How Paul Allen's Frontiers Group Is Funding Research on Human Immunity

Photo: Seasontime/shutterstock

Photo: Seasontime/shutterstock

When Paul Allen, whose role as co-founder of Microsoft made him a billionaire, began to direct his energies and wealth to philanthropy as far back as the 1980s, his focus was narrow­­—mainly concerned with his home community of Seattle, and with the science of the human brain. Over the years, his philanthropy grew in breadth, daring and dollars. In particular, he expanded his science philanthropy, which included the establishment of the Allen Institute for Cell Science.

When Allen succumbed to cancer in 2018 at the age of 65, it was clear the philanthropic engine he created would continue, but would it follow the path he set, supporting fundamental science and emerging ideas that might lead in time to whole new fields of knowledge? Fortunately, Allen’s philanthropic impulses in science live on, most recently in an announcement from the Paul G. Allen Frontiers Group.

Frontiers recently made public the latest 10 awardees out of its Distinguished Investigator program, which Allen launched in 2010 to support early-stage research in biology and medicine—research that might not otherwise find support from public agencies or other philanthropies. The Distinguished Investigator program is Frontiers’ primary grantmaking avenue. The awards provide $1.5 million over three years, for a total of $6 million in the current round. Including the new awardees, Frontiers has funded 92 Distinguished Investigators so far. The most recent round of grantees are all working on the human immune system, still a poorly understood realm.

Over the past year, readers have probably encountered the word “immunity” with more frequency and apprehension than they’d like. Of course, headline-hogging though COVID-19 may justifiably be, the immune system is central to health and is about a lot more than any single disease. And while the current crop of investigator awards were not made in response to the COVID-19 pandemic, the global health emergency certainly shined a spotlight on “all that we don’t know about metabolism,” said Kathy Richmond, senior director at the Frontiers Group.
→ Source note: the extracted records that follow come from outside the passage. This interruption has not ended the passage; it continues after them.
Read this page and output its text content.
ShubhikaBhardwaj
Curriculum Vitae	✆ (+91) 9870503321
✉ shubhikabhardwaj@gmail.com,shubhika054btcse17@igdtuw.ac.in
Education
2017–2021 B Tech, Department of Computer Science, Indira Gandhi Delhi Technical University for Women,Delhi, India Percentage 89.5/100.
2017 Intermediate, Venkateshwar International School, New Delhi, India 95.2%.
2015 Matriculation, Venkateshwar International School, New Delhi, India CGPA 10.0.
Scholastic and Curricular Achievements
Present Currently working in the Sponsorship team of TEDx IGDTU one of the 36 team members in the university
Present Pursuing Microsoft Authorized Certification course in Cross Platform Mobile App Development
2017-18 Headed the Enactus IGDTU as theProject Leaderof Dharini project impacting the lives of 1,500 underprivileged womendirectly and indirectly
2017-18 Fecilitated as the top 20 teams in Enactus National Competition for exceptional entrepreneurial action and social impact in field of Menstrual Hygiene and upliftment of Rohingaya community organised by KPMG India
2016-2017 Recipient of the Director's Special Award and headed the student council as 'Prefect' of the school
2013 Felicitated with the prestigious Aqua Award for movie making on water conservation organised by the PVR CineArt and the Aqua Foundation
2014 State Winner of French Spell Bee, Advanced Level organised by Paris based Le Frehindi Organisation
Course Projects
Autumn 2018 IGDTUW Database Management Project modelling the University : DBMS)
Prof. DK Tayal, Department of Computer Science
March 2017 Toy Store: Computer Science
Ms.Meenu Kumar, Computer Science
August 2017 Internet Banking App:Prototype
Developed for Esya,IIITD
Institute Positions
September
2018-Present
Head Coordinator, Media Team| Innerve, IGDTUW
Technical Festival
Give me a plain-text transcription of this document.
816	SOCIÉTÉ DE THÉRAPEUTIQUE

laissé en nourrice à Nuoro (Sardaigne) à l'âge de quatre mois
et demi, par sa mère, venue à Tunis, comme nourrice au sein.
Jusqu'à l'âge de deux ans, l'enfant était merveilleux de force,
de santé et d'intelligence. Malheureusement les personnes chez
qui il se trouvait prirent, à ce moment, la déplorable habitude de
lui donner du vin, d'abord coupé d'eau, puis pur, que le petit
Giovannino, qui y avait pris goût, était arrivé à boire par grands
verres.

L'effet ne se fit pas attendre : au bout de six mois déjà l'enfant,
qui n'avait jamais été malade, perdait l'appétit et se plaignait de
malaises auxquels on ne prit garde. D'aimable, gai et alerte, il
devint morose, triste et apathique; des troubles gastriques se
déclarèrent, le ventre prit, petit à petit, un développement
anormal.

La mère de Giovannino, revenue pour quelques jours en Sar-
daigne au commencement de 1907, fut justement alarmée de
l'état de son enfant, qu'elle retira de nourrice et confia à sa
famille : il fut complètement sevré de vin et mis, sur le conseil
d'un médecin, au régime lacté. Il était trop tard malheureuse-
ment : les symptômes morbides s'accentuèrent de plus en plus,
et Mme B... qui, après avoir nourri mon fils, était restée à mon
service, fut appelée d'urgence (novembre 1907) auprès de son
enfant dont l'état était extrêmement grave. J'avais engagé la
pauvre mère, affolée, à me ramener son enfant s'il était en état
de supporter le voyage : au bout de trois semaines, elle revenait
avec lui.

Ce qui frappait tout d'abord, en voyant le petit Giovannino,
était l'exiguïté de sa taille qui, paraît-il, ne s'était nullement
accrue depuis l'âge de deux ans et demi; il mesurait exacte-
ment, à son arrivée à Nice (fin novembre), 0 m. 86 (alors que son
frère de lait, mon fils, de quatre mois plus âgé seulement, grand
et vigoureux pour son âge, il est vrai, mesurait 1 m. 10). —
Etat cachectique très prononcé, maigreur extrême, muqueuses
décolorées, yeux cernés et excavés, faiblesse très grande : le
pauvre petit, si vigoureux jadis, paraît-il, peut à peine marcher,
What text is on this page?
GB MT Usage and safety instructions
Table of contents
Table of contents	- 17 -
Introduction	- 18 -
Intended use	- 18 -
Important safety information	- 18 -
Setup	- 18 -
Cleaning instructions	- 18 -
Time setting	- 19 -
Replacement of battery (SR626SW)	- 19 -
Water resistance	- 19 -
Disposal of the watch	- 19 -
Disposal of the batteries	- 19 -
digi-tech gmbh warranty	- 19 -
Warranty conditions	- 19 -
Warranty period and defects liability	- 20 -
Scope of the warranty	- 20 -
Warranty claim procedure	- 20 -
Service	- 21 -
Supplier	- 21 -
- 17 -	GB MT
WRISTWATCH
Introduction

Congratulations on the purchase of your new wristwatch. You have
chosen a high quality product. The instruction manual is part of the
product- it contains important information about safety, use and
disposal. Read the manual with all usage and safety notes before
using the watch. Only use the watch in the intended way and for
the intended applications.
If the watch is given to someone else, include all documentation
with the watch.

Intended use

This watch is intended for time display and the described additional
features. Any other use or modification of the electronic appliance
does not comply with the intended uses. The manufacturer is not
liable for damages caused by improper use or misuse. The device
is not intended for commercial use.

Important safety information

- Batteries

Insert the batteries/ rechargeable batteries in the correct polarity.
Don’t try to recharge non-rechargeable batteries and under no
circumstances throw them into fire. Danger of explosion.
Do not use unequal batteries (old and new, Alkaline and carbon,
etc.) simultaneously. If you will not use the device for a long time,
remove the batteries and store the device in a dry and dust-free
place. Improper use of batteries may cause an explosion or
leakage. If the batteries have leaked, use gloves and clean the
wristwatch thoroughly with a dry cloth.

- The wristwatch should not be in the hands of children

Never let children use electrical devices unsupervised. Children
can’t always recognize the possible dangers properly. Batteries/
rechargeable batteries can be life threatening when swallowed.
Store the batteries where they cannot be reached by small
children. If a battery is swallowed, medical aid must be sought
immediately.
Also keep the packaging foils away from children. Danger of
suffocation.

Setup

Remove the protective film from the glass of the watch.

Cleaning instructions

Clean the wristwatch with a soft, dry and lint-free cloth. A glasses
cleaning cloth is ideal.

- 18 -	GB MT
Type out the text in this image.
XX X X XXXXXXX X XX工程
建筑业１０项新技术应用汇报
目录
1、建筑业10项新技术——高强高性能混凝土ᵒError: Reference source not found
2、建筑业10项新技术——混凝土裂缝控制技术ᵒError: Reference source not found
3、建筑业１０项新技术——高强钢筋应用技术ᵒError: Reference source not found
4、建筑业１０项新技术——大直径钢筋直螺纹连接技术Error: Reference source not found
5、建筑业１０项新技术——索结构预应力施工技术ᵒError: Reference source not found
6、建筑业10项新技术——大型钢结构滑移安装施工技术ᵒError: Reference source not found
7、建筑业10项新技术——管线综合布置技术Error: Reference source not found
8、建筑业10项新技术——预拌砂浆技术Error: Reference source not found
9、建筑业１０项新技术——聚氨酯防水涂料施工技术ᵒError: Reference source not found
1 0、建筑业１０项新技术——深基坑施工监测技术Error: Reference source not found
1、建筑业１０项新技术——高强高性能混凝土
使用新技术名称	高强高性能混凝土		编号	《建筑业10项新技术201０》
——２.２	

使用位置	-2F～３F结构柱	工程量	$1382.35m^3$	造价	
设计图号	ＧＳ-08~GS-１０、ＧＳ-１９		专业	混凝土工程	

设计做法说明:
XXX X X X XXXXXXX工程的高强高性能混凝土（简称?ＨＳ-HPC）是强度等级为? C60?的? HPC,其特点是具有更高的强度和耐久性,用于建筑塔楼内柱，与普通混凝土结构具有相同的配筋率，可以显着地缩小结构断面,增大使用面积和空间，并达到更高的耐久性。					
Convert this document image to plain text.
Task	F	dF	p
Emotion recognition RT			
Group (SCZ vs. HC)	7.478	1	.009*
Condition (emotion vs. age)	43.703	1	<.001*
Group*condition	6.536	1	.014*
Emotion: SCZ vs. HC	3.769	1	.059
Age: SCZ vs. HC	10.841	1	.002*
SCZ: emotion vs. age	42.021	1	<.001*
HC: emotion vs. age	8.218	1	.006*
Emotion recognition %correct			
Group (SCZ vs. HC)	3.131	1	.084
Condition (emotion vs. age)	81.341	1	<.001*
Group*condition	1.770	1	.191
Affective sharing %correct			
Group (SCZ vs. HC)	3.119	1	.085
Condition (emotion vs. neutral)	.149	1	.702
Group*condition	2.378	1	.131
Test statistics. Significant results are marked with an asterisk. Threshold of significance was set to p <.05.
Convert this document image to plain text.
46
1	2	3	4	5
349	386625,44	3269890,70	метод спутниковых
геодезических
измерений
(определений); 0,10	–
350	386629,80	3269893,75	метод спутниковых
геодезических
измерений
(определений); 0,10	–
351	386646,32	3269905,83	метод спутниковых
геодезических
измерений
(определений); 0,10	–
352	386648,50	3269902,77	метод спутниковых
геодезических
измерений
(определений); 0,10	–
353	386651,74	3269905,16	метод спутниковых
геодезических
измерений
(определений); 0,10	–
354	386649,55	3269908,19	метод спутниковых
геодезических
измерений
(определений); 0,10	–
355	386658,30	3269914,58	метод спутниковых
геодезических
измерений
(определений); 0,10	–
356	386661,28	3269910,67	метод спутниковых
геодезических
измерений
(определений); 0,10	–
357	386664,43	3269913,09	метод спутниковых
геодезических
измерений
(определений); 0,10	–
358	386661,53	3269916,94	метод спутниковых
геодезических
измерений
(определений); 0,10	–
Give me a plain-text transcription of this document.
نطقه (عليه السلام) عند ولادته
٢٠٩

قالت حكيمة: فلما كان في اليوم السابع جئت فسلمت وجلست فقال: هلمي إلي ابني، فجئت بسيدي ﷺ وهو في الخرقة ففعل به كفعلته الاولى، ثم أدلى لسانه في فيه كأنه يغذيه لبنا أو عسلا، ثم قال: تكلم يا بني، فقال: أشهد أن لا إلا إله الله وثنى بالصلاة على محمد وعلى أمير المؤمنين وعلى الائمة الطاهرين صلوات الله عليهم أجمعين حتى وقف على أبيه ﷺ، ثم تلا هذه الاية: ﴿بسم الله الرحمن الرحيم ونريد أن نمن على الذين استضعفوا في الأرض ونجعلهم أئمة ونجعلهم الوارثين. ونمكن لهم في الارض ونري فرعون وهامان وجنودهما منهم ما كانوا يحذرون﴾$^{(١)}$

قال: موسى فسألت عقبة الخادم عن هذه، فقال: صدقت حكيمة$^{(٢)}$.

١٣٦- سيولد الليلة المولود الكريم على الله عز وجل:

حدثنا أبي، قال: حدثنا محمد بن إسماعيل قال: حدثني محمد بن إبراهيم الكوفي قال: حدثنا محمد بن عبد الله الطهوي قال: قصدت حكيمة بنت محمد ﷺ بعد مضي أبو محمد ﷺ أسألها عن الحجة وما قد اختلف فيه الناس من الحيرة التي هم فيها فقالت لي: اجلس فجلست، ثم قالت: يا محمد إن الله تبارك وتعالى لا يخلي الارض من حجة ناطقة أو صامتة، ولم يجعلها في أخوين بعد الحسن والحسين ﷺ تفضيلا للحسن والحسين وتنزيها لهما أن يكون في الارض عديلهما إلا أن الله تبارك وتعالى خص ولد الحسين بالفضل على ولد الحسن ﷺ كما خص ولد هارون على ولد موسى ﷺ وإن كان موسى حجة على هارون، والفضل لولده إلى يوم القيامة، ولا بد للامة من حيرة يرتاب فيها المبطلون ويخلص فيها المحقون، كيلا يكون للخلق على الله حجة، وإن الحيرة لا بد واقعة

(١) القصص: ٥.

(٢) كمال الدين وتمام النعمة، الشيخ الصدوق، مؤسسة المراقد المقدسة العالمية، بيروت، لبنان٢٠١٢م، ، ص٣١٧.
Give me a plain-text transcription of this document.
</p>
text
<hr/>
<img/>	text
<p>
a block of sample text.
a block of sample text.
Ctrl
The grantee investigators, working in four teams of two or three lead investigators per award, are looking into questions of basic biology, health, disease and technological development to enable new forms of research. They’re all focused on important questions about the human immune system—more specifically, how the immune system and human metabolism work together to keep us kicking.

Richmond told Inside Philanthropy that the human immune system had been under increasing notice from the grantmaking team. “It’s been fascinating to see this topic come up on our radar for the last couple of years,” she said. “It’s about understanding how systems interact in the body—not just what’s going on in one cell or tissue or organ, but how they’re all connected and work together.”

What is known is that multiple interlocking systems in the body can be thrown out of balance by illness or other factors, leading to serious consequences for health, Richmond said.

The grantee researchers will be looking, for example, at the field of immunometabolism—how nutrition and metabolism influences immune system activity, and how immune cells affect metabolism. Understanding these processes could enable the development of new therapies for several diseases, including cancer, diabetes and heart disease, according to the Frontiers Group’s grants announcement.

In addition to the Frontiers Group, several Allen-related business and funding entities have maintained their founder’s focus on scientific research and solutions. Vulcan Inc., the company Paul and his sister Jody Allen established in 1986 as an umbrella for his businesses, investments and philanthropy, continues to study climate change, technology, the oceans and conservation. The Allen Institute conducts important brain and cell science, among other subjects—one study by institute researchers recently published in the journal Nature demonstrated new approaches to understanding how the brain processes visual information.

It’s safe to say that even after his death, Allen’s legacy and vision for addressing global and scientific problems has in fact lived on.